Use the Cassette menu to select SMASHUP or VOLCANO and then type RUN and hit Enter in the main (green) screen. Or you can type LIST to see program. However, here are the program listings:
0 DIMT,L(8),D(8),V(8),C(8),R,I,J,K(255),H,Q,V,M:V(1)=-1:V(2)=-33:V(3)=-32:V(4)=-31:V(5)=1:V(6)=33:V(7)=32:V(8)=31:GOTO7 1 SOUND100,1:S=S+1:PRINT@480,"SC"S"HI"HI;:ON-(S<HI)GOTO5:HI=S:PRINT@480,"SC"S"HI"HI;:GOTO5 2 POKE49151,64:POKEL(T),134:L=L-1:PRINT@496,"LIVES"L;:POKEL(T),137:SOUND1,1:ON-(L>.)GOTO5:GOTO6 3 Q=2:FORV=1TO350:FORT=.TO7:IFPEEK(L(T)+V(D(T)))=.THEND(T)=RND(8):GOTO5 4 POKEL(T),H:L(T)=L(T)+V(D(T)):I=PEEK(L(T)):IFI>HTHENIFT=.ORI=RTHENON-(T=.)GOTO1:GOTO2 5 POKEL(T),C(T):NEXT:D(.)=K(PEEK(Q)ANDPEEK(J)):NEXT 6 FORT=1TO10:SOUND99,1:NEXT:PRINT@496,"TRY AGAIN?";:FORI=0TO1STEP0:Q=ASC(INKEY$+CHR$(0)):I=-(Q=89ORQ=78):NEXT 7 CLS:PRINT@452,"smash up! BY JIM GERRIE":V=32:H=128:I=16:J=17023:R=143:K(65)=1:K(68)=5:K(87)=3:K(83)=7:S=0:POKE16925,0 8 POKE16926,1:M=16384:FORT=MTOM+479:POKET,.:NEXT:FORT=1TO13:?@V*T+1,"€€€€€€€€€€€€€€€€€€€€€€€€€€€€€€";:NEXT 9 FORT=0TO7:D(T)=RND(8):C(T)=R+T*I:NEXT:FORT=0TO7:L(T)=M+261+3*T:POKEL(T),C(T):NEXT:L=4:ON-(Q<>78)GOTO3:END 10 REM 1 1 1 11 REM 1 2 3 4 5 6 7 8 9 0 1 2 12 REM789012345678901234567890123456789012345678901234567890123456789012345678901234567890123456789012345678901234567890 13 REM smash up! JIM GERRIE 14 REM 2023 10-LINER CONTEST 15 REM USE: W 16 REM A S D 17 REM YOU ARE THE GREEN CAR. 18 REM SMASH INTO THE OTHER 19 REM CARS, BUT DON'T LET 20 REM THEM SMASH INTO YOU. 21 REM THERE IS A TIME LIMIT.

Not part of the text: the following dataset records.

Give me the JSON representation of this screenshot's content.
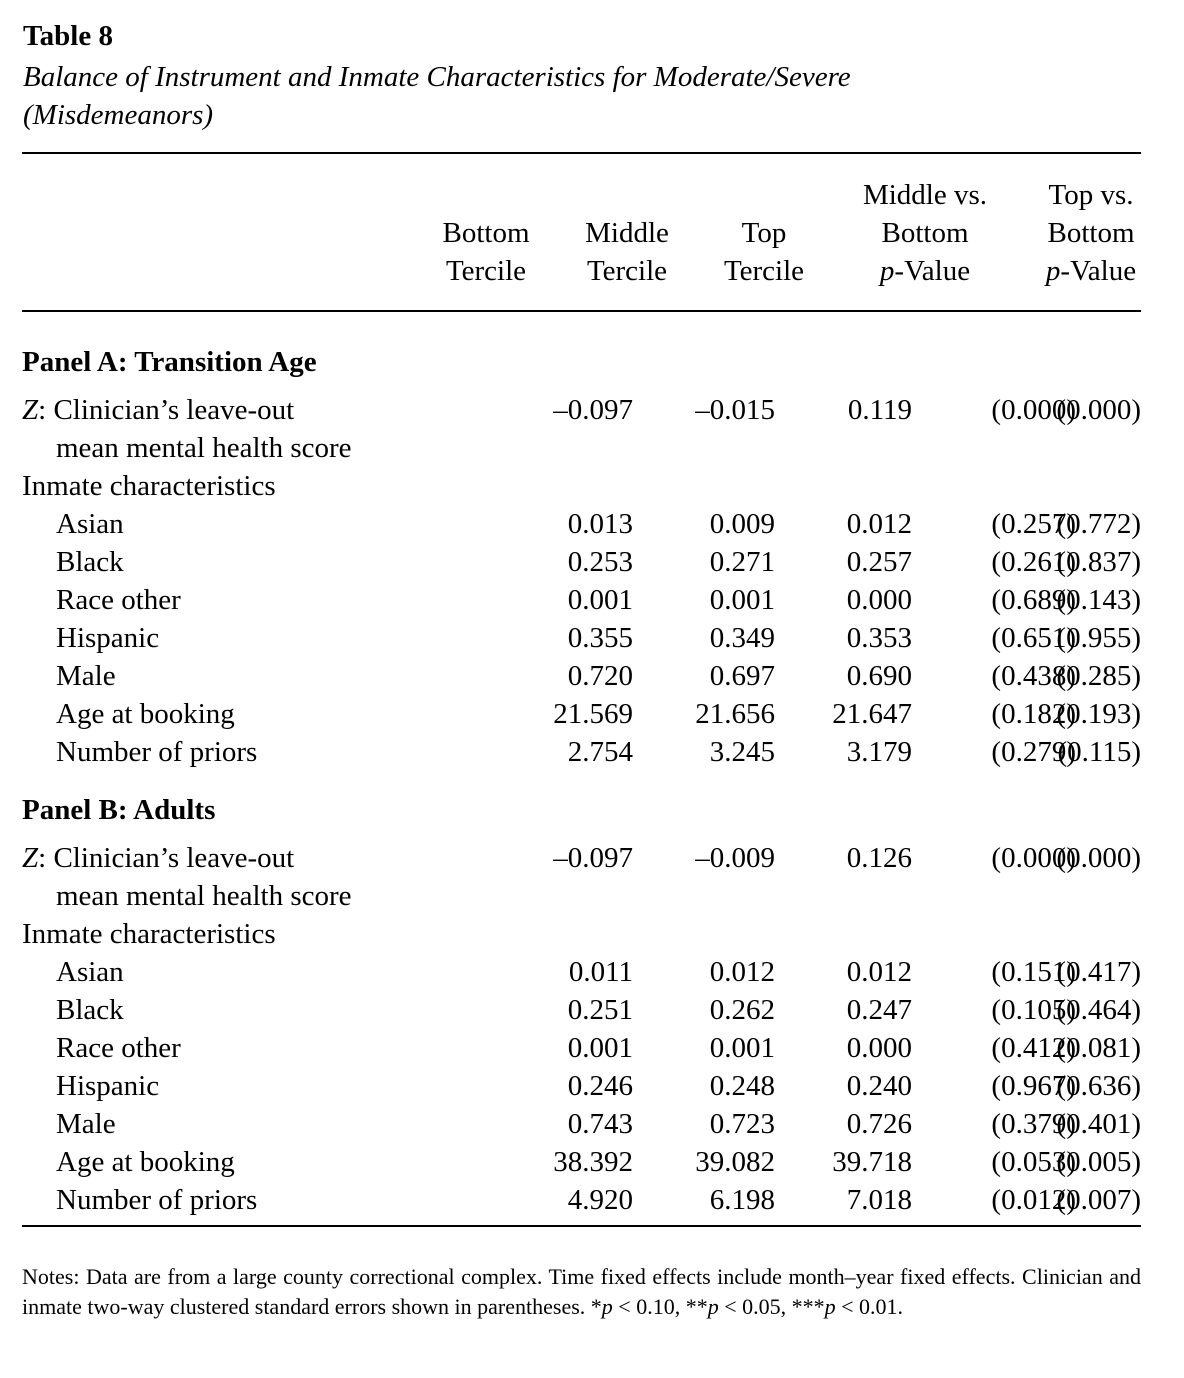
{
  "table_number": "Table 8",
  "caption": "Balance of Instrument and Inmate Characteristics for Moderate/Severe (Misdemeanors)",
  "headers": [
    [
      "",
      "Bottom",
      "Tercile"
    ],
    [
      "",
      "Middle",
      "Tercile"
    ],
    [
      "",
      "Top",
      "Tercile"
    ],
    [
      "Middle vs.",
      "Bottom",
      "p-Value"
    ],
    [
      "Top vs.",
      "Bottom",
      "p-Value"
    ]
  ],
  "panels": [
    {
      "title": "Panel A: Transition Age",
      "z_label": [
        "Z: Clinician’s leave-out",
        "mean mental health score"
      ],
      "z_values": [
        "–0.097",
        "–0.015",
        "0.119",
        "(0.000)",
        "(0.000)"
      ],
      "group_label": "Inmate characteristics",
      "rows": [
        {
          "label": "Asian",
          "values": [
            "0.013",
            "0.009",
            "0.012",
            "(0.257)",
            "(0.772)"
          ]
        },
        {
          "label": "Black",
          "values": [
            "0.253",
            "0.271",
            "0.257",
            "(0.261)",
            "(0.837)"
          ]
        },
        {
          "label": "Race other",
          "values": [
            "0.001",
            "0.001",
            "0.000",
            "(0.689)",
            "(0.143)"
          ]
        },
        {
          "label": "Hispanic",
          "values": [
            "0.355",
            "0.349",
            "0.353",
            "(0.651)",
            "(0.955)"
          ]
        },
        {
          "label": "Male",
          "values": [
            "0.720",
            "0.697",
            "0.690",
            "(0.438)",
            "(0.285)"
          ]
        },
        {
          "label": "Age at booking",
          "values": [
            "21.569",
            "21.656",
            "21.647",
            "(0.182)",
            "(0.193)"
          ]
        },
        {
          "label": "Number of priors",
          "values": [
            "2.754",
            "3.245",
            "3.179",
            "(0.279)",
            "(0.115)"
          ]
        }
      ]
    },
    {
      "title": "Panel B: Adults",
      "z_label": [
        "Z: Clinician’s leave-out",
        "mean mental health score"
      ],
      "z_values": [
        "–0.097",
        "–0.009",
        "0.126",
        "(0.000)",
        "(0.000)"
      ],
      "group_label": "Inmate characteristics",
      "rows": [
        {
          "label": "Asian",
          "values": [
            "0.011",
            "0.012",
            "0.012",
            "(0.151)",
            "(0.417)"
          ]
        },
        {
          "label": "Black",
          "values": [
            "0.251",
            "0.262",
            "0.247",
            "(0.105)",
            "(0.464)"
          ]
        },
        {
          "label": "Race other",
          "values": [
            "0.001",
            "0.001",
            "0.000",
            "(0.412)",
            "(0.081)"
          ]
        },
        {
          "label": "Hispanic",
          "values": [
            "0.246",
            "0.248",
            "0.240",
            "(0.967)",
            "(0.636)"
          ]
        },
        {
          "label": "Male",
          "values": [
            "0.743",
            "0.723",
            "0.726",
            "(0.379)",
            "(0.401)"
          ]
        },
        {
          "label": "Age at booking",
          "values": [
            "38.392",
            "39.082",
            "39.718",
            "(0.053)",
            "(0.005)"
          ]
        },
        {
          "label": "Number of priors",
          "values": [
            "4.920",
            "6.198",
            "7.018",
            "(0.012)",
            "(0.007)"
          ]
        }
      ]
    }
  ],
  "notes": "Notes: Data are from a large county correctional complex. Time fixed effects include month–year fixed effects. Clinician and inmate two-way clustered standard errors shown in parentheses. *p < 0.10, **p < 0.05, ***p < 0.01."
}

Both programs use PEEK and POKES to place the player objects on the screen and to check for collisions between objects. Key sensing is also achieved using PEEKs for speed and for continuous input sensing rather than the single key press sensing of INKEY$.
Volcano uses a large number of PRINT statements with the graphic of the volcano to refresh the screen. It also uses the RESET command (line 7) of Micro Color BASIC to plot the exploding debris from the volcano. The POINT command is used to determine if a RESET space is clear.
In both programs ON-(A=B)GOTO2 constructs are used instead of IFA=BTHEN2 to allow for multiple branches to be packed onto a single line. For example see the end of line 9 in Smashup.
ERII (for SHAU category)
This program simply presents a memorial image of her Majesty Queen Elizbeth the Second. It uses a special screen mode of the MC-10 to get 9 colours rather than the regular 8. One of those colours works better as a skin tone. This program is for the SHAU category.